Dans le Gers, comme le Tarn-et-Garonne, de nombreux surveillants étaient en grève ce mardi pour dénoncer la dégradation de leurs conditions de travail


01 décembre 2020

Le ras-le-bol des assistants d'éducations plus connu sous le nom de "pions" en 1ère ligne dans les établissements scolaires, notamment en cette période de crise sanitaire pour assurer la surveillance et l'encadrement des élèves durant le temps scolaire. Evènement assez rare, bon nombre d'entre eux se sont mis en grève un peu partout dans le pays ce mardi afin de dénoncer la dégradation de leurs conditions de travail depuis plusieurs semaines avec la COVID. C'était notamment le cas dans le Gers où la grève a été particulièrement suivie, notamment du côté du lycée du Garros à Auch et de Nogaro. En plus de leurs missions quotidiennes essentiels au bon fonctionnement des établissements scolaires, ils doivent depuis plusieurs mois faire respecter les différentes mesures du protocole sanitaire aux élèves entraînant une multiplication des tâches et donc une surcharge de travail. La goutte de trop pour une profession qui s'estime déjà "précarisée" et "peu considérée" au quotidien. Virginie est surveillante au lycée du Garros à Auch, l'un des plus grands établissements du département, elle se dit au même titre que ses collégues en "souffrance" et "fatiguée" par les conditions de travail actuelles.

“On fait ces derniers mois la police H24 pour faire respecter le protocole, c'est usant et pas notre job premier” 
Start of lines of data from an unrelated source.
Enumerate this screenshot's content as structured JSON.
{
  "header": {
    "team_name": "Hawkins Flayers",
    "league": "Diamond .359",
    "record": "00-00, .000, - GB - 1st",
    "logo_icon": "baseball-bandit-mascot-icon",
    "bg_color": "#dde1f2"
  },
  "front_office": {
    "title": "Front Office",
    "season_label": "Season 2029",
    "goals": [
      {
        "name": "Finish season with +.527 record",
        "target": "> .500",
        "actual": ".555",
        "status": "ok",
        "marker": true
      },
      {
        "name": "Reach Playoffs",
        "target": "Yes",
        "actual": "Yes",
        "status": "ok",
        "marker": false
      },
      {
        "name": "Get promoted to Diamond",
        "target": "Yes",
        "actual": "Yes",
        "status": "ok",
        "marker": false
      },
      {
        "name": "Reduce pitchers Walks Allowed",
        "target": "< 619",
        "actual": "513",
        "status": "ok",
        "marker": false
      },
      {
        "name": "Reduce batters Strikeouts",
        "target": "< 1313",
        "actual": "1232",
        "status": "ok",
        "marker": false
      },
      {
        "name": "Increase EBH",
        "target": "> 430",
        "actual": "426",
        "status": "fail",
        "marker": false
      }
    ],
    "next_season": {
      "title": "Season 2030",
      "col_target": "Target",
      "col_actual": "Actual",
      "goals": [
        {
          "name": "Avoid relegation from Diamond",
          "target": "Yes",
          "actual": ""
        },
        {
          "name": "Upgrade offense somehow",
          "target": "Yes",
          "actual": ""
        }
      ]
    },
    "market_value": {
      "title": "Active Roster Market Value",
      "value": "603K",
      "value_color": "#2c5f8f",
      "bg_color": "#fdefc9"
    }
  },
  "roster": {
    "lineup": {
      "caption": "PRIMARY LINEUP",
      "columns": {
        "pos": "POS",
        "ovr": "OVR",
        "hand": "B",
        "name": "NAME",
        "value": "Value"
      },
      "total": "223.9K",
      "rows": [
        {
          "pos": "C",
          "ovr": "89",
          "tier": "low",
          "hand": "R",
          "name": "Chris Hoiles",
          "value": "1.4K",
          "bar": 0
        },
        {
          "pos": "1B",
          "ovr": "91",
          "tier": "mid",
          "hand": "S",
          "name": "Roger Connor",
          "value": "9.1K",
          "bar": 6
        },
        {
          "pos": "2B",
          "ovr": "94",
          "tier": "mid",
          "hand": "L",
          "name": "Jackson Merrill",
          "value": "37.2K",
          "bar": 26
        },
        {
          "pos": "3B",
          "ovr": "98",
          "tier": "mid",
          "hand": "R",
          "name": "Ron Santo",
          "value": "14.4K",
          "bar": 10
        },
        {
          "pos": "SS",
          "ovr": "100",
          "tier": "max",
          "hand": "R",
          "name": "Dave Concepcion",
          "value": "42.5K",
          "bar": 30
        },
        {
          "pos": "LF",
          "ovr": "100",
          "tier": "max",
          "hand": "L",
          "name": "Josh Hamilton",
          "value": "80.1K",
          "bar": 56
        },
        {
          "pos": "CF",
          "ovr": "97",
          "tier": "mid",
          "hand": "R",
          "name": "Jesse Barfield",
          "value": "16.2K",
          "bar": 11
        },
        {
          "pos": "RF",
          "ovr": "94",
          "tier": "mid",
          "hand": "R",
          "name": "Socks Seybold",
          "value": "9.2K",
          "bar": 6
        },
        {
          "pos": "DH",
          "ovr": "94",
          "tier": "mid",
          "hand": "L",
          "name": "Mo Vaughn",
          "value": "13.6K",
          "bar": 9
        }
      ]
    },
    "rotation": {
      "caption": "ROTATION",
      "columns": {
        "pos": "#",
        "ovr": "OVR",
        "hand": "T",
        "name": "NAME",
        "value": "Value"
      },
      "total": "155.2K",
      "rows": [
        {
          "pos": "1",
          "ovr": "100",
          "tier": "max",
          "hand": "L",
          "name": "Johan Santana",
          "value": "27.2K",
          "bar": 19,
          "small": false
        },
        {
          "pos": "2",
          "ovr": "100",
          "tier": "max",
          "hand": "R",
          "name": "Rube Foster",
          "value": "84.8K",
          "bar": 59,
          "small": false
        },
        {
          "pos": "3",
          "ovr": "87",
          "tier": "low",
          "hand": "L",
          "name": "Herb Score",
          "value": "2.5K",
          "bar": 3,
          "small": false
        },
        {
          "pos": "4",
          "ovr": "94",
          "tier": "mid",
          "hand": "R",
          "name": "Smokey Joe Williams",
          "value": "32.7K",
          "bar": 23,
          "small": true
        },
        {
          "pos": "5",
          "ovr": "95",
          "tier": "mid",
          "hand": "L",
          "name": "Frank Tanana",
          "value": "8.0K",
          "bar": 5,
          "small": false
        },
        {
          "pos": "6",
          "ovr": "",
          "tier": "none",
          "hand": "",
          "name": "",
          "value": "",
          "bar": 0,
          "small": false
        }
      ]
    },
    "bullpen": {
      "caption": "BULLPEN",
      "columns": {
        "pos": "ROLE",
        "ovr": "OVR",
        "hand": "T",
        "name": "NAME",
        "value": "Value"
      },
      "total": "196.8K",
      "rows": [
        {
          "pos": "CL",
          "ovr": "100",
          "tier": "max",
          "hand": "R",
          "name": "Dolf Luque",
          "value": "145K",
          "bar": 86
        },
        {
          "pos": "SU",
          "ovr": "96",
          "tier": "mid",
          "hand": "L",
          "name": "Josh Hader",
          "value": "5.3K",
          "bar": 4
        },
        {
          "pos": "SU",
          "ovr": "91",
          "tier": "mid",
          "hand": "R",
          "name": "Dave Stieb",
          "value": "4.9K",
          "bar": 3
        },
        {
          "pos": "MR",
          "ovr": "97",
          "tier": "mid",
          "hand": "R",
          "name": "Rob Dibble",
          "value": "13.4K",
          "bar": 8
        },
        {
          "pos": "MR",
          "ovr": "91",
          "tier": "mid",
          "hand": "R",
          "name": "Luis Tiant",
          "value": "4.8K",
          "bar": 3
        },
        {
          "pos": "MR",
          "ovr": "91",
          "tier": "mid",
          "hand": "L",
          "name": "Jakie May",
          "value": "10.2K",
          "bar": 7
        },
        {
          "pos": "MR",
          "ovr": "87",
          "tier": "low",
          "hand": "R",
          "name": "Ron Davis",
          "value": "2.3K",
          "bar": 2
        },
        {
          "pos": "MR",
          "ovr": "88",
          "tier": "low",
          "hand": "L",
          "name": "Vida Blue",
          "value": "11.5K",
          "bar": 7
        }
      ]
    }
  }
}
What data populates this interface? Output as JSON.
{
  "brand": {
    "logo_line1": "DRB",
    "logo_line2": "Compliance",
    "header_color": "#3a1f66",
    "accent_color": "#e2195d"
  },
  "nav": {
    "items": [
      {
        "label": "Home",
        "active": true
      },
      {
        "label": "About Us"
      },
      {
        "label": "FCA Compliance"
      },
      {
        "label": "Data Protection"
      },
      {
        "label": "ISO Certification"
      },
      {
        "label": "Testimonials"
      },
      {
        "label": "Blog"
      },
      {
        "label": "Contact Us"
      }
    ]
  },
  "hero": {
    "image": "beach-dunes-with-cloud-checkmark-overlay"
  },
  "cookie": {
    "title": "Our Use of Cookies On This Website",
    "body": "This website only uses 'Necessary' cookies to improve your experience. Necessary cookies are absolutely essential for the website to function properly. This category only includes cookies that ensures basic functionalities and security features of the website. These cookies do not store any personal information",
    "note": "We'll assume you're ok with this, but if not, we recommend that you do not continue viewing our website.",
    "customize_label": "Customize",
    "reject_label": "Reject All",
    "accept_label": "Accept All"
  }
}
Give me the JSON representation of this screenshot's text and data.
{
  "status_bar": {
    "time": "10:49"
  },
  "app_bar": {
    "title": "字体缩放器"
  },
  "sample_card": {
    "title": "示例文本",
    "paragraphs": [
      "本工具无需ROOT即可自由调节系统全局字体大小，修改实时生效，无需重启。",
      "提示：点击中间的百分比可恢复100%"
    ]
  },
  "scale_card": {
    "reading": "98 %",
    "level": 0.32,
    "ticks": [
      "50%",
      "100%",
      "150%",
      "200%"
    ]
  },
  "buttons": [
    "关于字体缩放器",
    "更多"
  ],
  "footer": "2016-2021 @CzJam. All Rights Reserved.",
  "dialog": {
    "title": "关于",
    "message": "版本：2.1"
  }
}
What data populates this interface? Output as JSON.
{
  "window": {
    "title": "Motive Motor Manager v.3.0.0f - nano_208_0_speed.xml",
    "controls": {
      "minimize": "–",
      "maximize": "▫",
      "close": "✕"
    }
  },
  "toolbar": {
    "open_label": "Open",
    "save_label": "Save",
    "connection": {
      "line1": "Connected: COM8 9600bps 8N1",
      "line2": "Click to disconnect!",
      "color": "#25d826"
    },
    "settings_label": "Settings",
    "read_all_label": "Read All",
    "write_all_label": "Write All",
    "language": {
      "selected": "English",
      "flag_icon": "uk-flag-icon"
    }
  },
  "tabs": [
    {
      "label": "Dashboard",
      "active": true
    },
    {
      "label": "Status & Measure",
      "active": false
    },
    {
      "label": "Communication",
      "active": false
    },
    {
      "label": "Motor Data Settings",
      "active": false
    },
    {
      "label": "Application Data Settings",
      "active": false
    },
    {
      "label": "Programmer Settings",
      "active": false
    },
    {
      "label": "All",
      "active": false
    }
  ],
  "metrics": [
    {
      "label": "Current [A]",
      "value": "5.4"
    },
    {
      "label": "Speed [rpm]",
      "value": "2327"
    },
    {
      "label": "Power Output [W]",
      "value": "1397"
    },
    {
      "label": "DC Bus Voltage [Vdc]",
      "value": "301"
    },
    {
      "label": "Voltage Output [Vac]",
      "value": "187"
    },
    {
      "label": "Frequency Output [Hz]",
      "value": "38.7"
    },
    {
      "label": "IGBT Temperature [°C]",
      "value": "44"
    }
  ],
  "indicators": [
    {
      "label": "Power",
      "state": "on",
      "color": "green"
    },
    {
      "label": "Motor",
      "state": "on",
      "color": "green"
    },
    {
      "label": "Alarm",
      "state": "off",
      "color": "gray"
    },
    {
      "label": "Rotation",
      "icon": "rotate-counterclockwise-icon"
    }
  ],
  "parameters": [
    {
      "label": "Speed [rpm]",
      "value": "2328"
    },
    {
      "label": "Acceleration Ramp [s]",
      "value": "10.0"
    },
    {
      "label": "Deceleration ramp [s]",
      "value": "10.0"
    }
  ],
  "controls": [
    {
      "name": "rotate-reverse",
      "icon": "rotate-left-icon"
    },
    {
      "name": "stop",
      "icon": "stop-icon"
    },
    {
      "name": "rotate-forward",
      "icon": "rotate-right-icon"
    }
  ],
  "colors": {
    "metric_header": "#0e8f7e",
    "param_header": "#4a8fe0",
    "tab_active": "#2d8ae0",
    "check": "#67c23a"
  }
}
“On a cette année ce protocole à faire appliquer, mais on n’est pas assez pour le faire respecter. On s'est également mis en grève car on estime que faire respecter ce protocole sanitaire ce n'est pas notre job premier. Là en ce moment on fait la police H24 dans les dortoirs et en journée. On est tout le temps derrière eux à leur rappeler les règles et au bout d'un moment c'est vraiment usant. Aujourd'hui on réclame en priorité des moyens humains. On nous demande aujourd'hui de se dédoubler et dans certaines périodes de la journée de se diviser en trois. Se dédoubler c'est déjà très compliqué, alors se diviser en trois, c'est encore moins faisable, c'est pour ça qu'il nous faut des moyens supplémentaires très rapidement.”

Un internat et un lycée fermés dans le Tarn-et-Garonne en raison de la grève

La colère était grande également dans le Tarn-et-Garonne. Ce mardi matin, une manifestation a eu lieu devant le lycée Bourdelle de Montauban. Et le mouvement de contestation a été très suivi dans certains établissements du département avec notamment la fermeture du collège Ingres de Montauban, tout comme l'internat du lycée Jean de Prades de Castelsarrasin la nuit dernière. Les assistants d'éducation (AED) réclament en fait un statut moins précaire, explique Jean-David Fauché, membre du collectif AED 82, créé il y a une dizaine de jours sur Facebook :

Des contrats d’un an renouvelable sur six ans

« Historiquement, ce poste était destiné à des étudiants. Et aujourd'hui, ce travail a totalement évolué. Nous sommes pour la plupart des trentenaires, et nous ne sommes plus étudiants. Le poste d'assistant d'éducation est devenu un vrai métier. Mais c'est aussi l'un des derniers métiers précaires de l'éducation nationale : nous avons des contrats d'un an renouvelables pendant six ans. Nous demandons d'appartenir à la fonction publique avec la possibilité d'être titularisé au bout d'une certaine période (2, 3, 4 ou 5 ans). Cela va permettre de garder dans les établissements un noyau d'AED formés et expérimentés. Au bout de cinq ou de six ans d’expériences, c'est là que nous commençons à avoir les pleines capacités pour exercer ce métier et aider les jeunes. Mais à l'heure actuelle, après ces années, on nous remercie en nous disant :« vous avez finis vos six ans, nous avons plus besoin de vous ». »

Une rencontre prévue avec le DASEN

Le collectif AED82 réclame également l'instauration d'une prime COVID. Le nombre de leurs tâches a augmenté ces dernières semaines afin de faire respecter l'application du protocole sanitaire dans les établissements. Une rencontre a lieu ce mardi midi entre des membres du collectif et Pierre Roques, le DASEN du Tarn-et-Garonne, représentant de l'académie dans le département. A moins d'une avancée, le collectif n'exclut pas d'autres journées de mobilisation dans les prochains jours ou les prochaines semaines. Une assemblée générale du mouvement doit en décider.